Martha Jean-Claude (21 mars 1919 - 14 novembre 2001) était une écrivaine haïtienne, militante des droits civiques , artiste et compositrice. Elle est née à Port-au-Prince , Haïti et était bien connue internationalement au cours de sa vie et pouvait se produire dans de nombreuses langues. Elle a incorporé le folklore haïtien et les paroles vaudou dans ses performances. Elle s'est prononcée contre les autorités haïtiennes qui exploitaient le peuple haïtien. Elle a été arrêtée en 1952 sous l'administration du président Paul Eugène Magloireaprès avoir publié sa pièce "Anriette". Les responsables considéraient qu'il était dirigé vers et contre le gouvernement à l'époque. Lorsqu'elle a été arrêtée, elle était enceinte mais a été relâchée deux jours avant d'accoucher.

Jean-Claude est exilé à Cuba le 20 décembre 1952. Elle est mariée à Victor Mirabal , journaliste cubain.  Jean-Claude était bien connu des communautés hispaniques qui admiraient son talent et son activisme. Elle a été présentée dans des émissions de radio et de télévision à Cuba. Elle est apparue dans le film Yambaó (1957) qui mettait en vedette l'actrice cubano-mexicaine Ninón Sevilla .  Cuba l'a revendiquée comme une grande artiste de ce pays. Elle est devenue membre de l'Union cubaine des écrivains et des artistes. Elle s'est produite dans de nombreuses salles internationales, notamment: Salle Claude Campagne, Casa de las Américas à Cuba, Palais des Beaux-Arts à Paris, Madison Square Garden à New York, Maison de l' UNESCO à Paris, Siège des Nations Unies à New York et pour la Faculté de musique de l'Université de Montréal . Elle a voyagé et visité presque tous les pays d'Amérique centrale et du Sud et l'Angola . Elle s'est également exprimée au Panama contre ceux qui violent les droits humains fondamentaux dans ce pays. Elle écrit et interprète des chansons politiques. Jean-Claude est également apparu dans le film cubain Simparele (1974) réalisé par Humberto Solás .

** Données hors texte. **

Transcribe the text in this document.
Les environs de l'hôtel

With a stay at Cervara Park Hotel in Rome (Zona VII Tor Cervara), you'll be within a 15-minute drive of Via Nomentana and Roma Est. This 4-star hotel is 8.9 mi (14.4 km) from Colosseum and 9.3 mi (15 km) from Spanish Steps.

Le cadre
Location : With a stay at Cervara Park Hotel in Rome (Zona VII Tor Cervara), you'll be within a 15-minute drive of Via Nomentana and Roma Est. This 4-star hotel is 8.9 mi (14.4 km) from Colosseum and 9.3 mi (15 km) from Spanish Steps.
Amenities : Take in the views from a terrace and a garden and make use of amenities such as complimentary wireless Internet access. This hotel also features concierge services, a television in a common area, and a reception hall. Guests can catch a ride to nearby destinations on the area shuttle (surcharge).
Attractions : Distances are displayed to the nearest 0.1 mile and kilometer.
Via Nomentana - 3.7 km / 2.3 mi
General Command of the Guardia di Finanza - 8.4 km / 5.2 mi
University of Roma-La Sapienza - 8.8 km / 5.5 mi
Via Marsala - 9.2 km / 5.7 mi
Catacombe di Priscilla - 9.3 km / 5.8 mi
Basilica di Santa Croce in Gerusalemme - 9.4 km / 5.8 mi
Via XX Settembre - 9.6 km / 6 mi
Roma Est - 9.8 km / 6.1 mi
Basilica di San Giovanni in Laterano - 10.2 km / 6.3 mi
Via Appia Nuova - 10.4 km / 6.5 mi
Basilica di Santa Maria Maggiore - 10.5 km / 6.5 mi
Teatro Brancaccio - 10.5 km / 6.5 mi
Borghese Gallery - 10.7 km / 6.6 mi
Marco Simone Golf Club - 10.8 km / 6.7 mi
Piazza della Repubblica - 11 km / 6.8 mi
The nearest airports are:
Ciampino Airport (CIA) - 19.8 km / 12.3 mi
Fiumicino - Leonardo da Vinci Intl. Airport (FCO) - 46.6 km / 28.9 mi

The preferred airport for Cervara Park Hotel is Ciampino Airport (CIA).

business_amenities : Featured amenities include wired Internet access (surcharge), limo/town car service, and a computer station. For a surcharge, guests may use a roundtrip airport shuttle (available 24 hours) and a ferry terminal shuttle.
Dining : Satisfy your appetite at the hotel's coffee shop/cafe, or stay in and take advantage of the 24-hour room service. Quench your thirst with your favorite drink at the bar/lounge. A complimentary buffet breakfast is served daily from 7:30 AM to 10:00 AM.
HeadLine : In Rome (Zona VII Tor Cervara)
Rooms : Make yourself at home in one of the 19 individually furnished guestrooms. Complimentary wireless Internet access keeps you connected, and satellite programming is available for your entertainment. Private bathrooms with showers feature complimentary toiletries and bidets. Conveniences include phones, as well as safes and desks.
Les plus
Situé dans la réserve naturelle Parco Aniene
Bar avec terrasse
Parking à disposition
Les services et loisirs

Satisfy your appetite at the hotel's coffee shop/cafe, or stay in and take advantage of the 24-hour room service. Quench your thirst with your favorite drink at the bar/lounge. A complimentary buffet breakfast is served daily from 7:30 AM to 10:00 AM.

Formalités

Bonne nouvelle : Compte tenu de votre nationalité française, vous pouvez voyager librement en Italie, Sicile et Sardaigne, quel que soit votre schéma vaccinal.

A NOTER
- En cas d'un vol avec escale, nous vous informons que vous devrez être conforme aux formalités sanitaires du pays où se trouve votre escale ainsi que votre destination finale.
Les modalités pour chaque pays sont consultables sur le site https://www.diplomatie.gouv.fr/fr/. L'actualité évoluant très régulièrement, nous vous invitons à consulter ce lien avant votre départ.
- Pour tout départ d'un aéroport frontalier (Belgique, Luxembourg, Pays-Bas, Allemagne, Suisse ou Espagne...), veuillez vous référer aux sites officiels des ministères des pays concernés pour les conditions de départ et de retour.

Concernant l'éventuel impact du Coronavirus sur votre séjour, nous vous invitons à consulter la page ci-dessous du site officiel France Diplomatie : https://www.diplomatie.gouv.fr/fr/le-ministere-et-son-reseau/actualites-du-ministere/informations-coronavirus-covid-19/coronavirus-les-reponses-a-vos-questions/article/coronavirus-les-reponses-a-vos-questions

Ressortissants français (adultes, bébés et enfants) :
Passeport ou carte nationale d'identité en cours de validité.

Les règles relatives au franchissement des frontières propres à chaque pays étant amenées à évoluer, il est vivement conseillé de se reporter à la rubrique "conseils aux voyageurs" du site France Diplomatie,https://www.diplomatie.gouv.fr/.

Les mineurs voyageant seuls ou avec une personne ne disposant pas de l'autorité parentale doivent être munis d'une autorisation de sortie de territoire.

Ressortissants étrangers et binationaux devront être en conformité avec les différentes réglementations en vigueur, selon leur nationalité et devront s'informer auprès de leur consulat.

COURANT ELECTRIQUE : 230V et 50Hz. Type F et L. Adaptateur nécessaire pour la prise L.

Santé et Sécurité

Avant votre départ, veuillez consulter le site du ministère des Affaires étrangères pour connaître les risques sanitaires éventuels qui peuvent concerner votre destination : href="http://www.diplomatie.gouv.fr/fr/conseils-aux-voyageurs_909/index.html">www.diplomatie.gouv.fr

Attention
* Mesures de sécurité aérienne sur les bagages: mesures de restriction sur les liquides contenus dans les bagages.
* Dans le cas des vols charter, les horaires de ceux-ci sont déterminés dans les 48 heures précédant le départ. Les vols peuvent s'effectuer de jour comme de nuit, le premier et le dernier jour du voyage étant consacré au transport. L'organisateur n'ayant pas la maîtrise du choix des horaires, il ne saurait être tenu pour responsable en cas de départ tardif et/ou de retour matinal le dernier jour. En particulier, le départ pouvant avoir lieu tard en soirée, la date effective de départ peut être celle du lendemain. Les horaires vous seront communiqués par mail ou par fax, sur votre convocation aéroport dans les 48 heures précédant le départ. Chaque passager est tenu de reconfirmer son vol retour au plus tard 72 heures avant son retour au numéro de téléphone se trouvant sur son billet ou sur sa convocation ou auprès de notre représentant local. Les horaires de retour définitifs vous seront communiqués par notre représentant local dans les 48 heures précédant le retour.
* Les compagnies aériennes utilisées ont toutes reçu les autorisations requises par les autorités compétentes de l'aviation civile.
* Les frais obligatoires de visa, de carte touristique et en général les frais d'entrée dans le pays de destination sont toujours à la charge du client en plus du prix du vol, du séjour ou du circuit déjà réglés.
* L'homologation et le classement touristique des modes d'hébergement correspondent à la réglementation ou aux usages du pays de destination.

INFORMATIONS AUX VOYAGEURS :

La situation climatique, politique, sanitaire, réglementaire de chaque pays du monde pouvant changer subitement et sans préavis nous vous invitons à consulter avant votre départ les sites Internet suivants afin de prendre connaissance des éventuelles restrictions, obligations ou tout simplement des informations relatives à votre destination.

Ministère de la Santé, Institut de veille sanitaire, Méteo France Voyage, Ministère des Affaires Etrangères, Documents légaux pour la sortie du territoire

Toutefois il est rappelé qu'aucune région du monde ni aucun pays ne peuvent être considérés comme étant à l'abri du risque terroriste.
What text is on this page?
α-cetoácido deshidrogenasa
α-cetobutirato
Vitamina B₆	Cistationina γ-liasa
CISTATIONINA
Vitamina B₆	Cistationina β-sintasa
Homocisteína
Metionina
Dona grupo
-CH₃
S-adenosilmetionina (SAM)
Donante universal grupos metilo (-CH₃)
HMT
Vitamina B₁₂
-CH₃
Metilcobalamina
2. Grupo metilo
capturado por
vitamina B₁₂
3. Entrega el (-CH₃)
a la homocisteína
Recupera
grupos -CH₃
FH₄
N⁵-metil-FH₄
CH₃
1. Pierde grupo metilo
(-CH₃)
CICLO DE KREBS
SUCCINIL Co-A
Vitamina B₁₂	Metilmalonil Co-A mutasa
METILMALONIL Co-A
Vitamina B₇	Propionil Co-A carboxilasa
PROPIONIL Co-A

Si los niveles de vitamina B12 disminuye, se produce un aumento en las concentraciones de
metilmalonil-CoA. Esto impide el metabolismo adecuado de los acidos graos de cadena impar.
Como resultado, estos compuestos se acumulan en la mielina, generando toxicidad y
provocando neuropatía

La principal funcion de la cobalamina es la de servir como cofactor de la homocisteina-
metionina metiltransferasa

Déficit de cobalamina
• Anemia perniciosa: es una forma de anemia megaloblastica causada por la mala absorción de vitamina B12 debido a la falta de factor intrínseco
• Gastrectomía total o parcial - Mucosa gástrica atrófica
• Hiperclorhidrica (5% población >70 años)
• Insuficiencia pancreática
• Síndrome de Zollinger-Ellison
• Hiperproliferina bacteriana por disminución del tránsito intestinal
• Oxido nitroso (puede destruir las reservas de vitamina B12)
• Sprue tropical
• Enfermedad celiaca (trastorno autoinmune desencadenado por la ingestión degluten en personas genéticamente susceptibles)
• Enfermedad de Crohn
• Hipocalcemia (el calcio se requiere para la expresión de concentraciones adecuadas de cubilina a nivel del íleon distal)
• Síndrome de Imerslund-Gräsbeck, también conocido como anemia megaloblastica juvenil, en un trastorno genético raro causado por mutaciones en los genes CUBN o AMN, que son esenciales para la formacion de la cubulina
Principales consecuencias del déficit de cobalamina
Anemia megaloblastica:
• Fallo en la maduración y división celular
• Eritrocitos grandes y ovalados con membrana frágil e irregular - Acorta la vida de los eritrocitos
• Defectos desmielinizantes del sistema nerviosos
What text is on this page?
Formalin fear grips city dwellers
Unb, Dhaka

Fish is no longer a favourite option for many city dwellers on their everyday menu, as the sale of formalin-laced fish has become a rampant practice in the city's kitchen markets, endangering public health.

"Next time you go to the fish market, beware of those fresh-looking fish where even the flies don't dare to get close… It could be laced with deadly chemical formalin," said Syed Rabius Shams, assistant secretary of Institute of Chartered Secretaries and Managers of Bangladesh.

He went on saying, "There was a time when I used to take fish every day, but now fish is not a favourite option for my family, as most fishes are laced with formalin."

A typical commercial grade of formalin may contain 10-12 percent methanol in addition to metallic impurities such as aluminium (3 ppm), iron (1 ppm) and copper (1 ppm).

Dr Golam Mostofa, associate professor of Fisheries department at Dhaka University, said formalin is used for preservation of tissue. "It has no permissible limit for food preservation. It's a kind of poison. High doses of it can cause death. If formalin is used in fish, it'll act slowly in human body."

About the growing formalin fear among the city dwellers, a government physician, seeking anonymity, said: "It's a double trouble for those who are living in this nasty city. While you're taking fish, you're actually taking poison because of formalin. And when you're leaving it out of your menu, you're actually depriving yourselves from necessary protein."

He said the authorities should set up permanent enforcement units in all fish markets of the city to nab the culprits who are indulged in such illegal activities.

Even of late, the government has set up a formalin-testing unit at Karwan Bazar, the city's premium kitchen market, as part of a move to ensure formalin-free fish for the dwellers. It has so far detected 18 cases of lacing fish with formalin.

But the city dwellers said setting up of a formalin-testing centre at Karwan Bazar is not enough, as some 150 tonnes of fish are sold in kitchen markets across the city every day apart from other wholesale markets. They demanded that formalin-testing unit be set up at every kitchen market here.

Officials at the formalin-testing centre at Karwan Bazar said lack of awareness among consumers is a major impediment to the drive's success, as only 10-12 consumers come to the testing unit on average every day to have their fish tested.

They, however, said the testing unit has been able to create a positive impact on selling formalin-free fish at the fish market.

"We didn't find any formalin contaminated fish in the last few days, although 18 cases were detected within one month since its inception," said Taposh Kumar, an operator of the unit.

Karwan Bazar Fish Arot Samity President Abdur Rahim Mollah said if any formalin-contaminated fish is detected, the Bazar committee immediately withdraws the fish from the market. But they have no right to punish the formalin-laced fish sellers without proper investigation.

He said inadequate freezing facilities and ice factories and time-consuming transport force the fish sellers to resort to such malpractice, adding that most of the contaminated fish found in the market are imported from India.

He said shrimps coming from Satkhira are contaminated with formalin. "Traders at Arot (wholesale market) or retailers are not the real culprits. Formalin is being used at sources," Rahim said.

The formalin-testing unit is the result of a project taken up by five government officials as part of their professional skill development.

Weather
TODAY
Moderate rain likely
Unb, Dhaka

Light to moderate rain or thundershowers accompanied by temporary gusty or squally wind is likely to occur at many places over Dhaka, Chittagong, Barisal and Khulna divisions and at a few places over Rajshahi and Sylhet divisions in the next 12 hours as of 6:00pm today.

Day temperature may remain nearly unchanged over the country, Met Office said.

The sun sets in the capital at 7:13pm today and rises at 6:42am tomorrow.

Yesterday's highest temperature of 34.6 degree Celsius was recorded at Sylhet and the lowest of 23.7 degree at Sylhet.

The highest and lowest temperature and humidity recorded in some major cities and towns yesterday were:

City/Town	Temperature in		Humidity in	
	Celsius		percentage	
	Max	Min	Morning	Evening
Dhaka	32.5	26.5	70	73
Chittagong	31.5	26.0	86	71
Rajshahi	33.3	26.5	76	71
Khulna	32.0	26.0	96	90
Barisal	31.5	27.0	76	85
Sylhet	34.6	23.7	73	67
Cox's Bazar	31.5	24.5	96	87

Jean-Claude a eu quatre enfants avec Mirabal : Linda (chanteuse d'opéra), Sandra (musicienne), Magdalena (médecin vivant à Cuba) et Richard. Son fils Richard Mirabal a été directeur de la Fondation Martha Jean-Claude, qui promeut les liens culturels entre Haïti et Cuba.  Son fils Richard a produit le film Fanm De Zil [Femme des deux îles] (2000) sur sa vie et son œuvre.  

 Jean-Claude est retourné en Haïti en 1986. Elle est décédée à La Havane , Cuba, le 14 novembre 2001, à l'âge de 82 ans, chez elle.  Elle a été décrite comme "... l'un des joyaux les plus précieux qu'Haïti ait jamais eu."